Depuis un certain temps, toutefois, tant vis-à-vis de nos alliés de l'OTAN que vis-à-vis de la France elle-même, un certain nombre de points de divergence se font jour, avec pour point culminant l'incident naval qui a eu lieu au large des côtes de Libye. Cet incident fait suite à une série de questions. Le fait que la Turquie se lance dans l'acquisition de missiles russes S400, qui risquent de menacer l'interopérabilité entre alliés, avait été diversement apprécié au sein de l'OTAN. Il y a eu l'offensive turque en Syrie et en Irak contre les milices kurdes, nos alliées dans la lutte contre Daesh. Il y a eu les forages gaziers illégaux dans les eaux chypriotes. Vous aviez été invité à vous expliquer sur le sujet, en présentant un certain nombre d'éléments. L'analyse internationale qui est faite de ce problème démontre notamment que le droit de la mer ne semble pas avoir été respecté. D'autres incidents se sont produits.
Ces différents évènements nous ont inquiétés. Plus récemment, nous avons pris connaissance de ce très grave incident survenu entre les forces navales turques et la frégate française Courbet, laquelle était en service commandé dans le cadre d'une mission de l'OTAN. Je rappelle qu'elle protégeait l'embargo sur les armes au large de la Libye, le 10 juin. Cette mission de la frégate Courbet s'inscrivait dans l'opération OTAN Sea Guardian, qui vise à contrôler cet embargo. Elle a voulu procéder au contrôle d'un navire sous pavillon tanzanien, qui était suspecté de transporter des armes à destination du théâtre libyen. Or ce bâtiment tanzanien, censé transporter des denrées humanitaires, était entouré de trois bâtiments de la marine turque qui escortaient ce bâtiment de commerce. Comment expliquer cette présence très militarisée autour de ce bateau « humanitaire » ? Comment par ailleurs expliquer l'utilisation abusive de l'indicatif OTAN par les navires turcs, alors qu'eux-mêmes n'étaient pas en mission pour l'Alliance ?
Lors de la prise de contact avec le cargo suspect, un navire militaire turc qui l'escortait a, à trois reprises, illuminé la frégate française, c'est-à-dire qu'il a fait usage de son radar de conduite de tir, ce qui est tout à fait inhabituel et constitue, je le rappelle, la manoeuvre ultime avant l'ouverture du feu, ce qui est tout de même assez étrange entre alliés de l'OTAN. Des membres de l'équipage se sont également postés en casque lourd et armés sur le pont du navire turc. Ce n'est que grâce au professionnalisme et au sang-froid de l'équipage du Courbet que le niveau de violence a pu baisser.

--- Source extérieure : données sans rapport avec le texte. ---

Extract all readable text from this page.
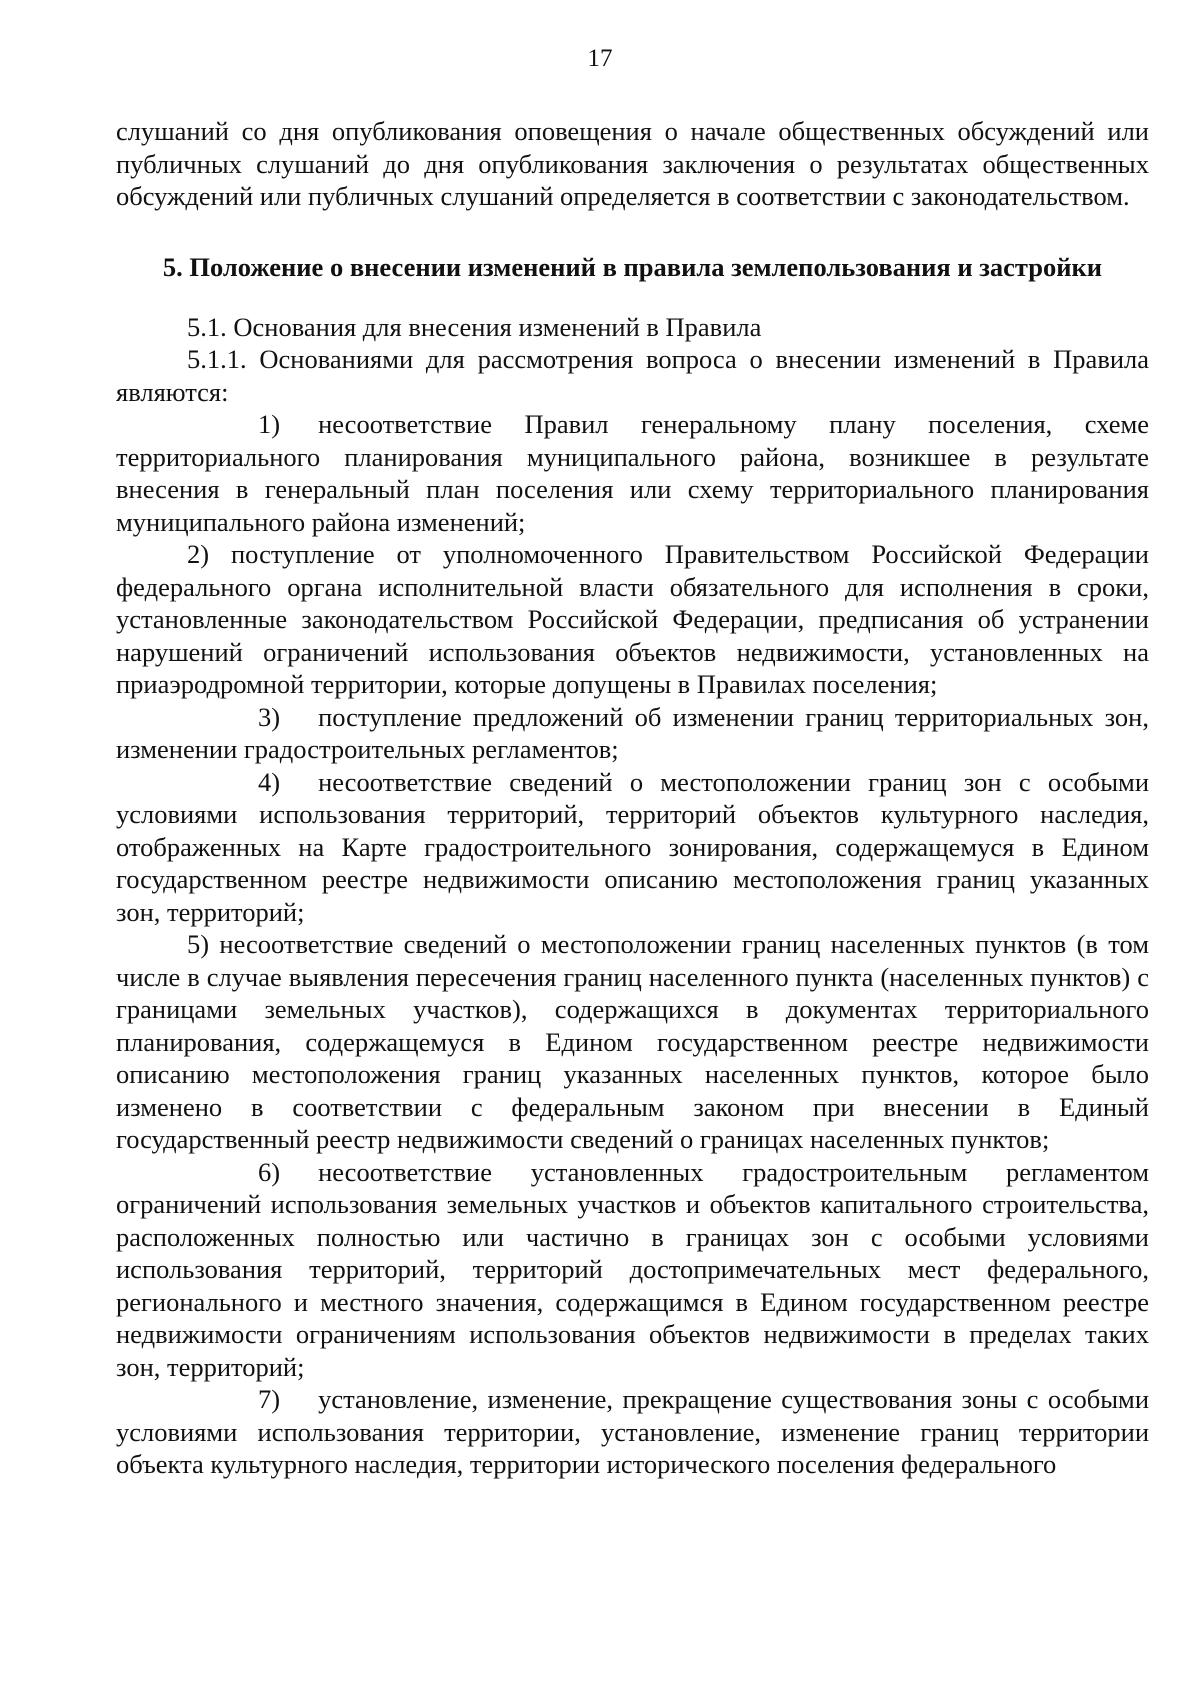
17

слушаний со дня опубликования оповещения о начале общественных обсуждений или публичных слушаний до дня опубликования заключения о результатах общественных обсуждений или публичных слушаний определяется в соответствии с законодательством.

5. Положение о внесении изменений в правила землепользования и застройки

5.1. Основания для внесения изменений в Правила

5.1.1. Основаниями для рассмотрения вопроса о внесении изменений в Правила являются:

1) несоответствие Правил генеральному плану поселения, схеме территориального планирования муниципального района, возникшее в результате внесения в генеральный план поселения или схему территориального планирования муниципального района изменений;

2) поступление от уполномоченного Правительством Российской Федерации федерального органа исполнительной власти обязательного для исполнения в сроки, установленные законодательством Российской Федерации, предписания об устранении нарушений ограничений использования объектов недвижимости, установленных на приаэродромной территории, которые допущены в Правилах поселения;

3) поступление предложений об изменении границ территориальных зон, изменении градостроительных регламентов;

4) несоответствие сведений о местоположении границ зон с особыми условиями использования территорий, территорий объектов культурного наследия, отображенных на Карте градостроительного зонирования, содержащемуся в Едином государственном реестре недвижимости описанию местоположения границ указанных зон, территорий;

5) несоответствие сведений о местоположении границ населенных пунктов (в том числе в случае выявления пересечения границ населенного пункта (населенных пунктов) с границами земельных участков), содержащихся в документах территориального планирования, содержащемуся в Едином государственном реестре недвижимости описанию местоположения границ указанных населенных пунктов, которое было изменено в соответствии с федеральным законом при внесении в Единый государственный реестр недвижимости сведений о границах населенных пунктов;

6) несоответствие установленных градостроительным регламентом ограничений использования земельных участков и объектов капитального строительства, расположенных полностью или частично в границах зон с особыми условиями использования территорий, территорий достопримечательных мест федерального, регионального и местного значения, содержащимся в Едином государственном реестре недвижимости ограничениям использования объектов недвижимости в пределах таких зон, территорий;

7) установление, изменение, прекращение существования зоны с особыми условиями использования территории, установление, изменение границ территории объекта культурного наследия, территории исторического поселения федерального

Vous savez que la France a protesté. La ministre des Armées, Florence Parly, a immédiatement saisi les instances de l'OTAN, la semaine dernière. Deux jours avant l'incident, vous vous réjouissiez vous-mêmes, par un tweet, d'un exercice de formation entre une frégate turque, deux frégates italiennes et la frégate Courbet au sein du groupe maritime permanent OTAN-2. La marine turque ravitaille un jour la frégate Courbet dans un exercice conjoint, la menace d'un tir de missile le lendemain : c'est assez troublant ! Vous comprenez donc l'émotion qu'a suscité cet incident et notre incompréhension, ce qui appelle des explications. Comme vous le savez, la commission des affaires étrangères et de la défense du Sénat s'efforce d'être la plus objective possible. Nous souhaitons comprendre ce qu'il s'est passé et entendre votre interprétation de cet incident.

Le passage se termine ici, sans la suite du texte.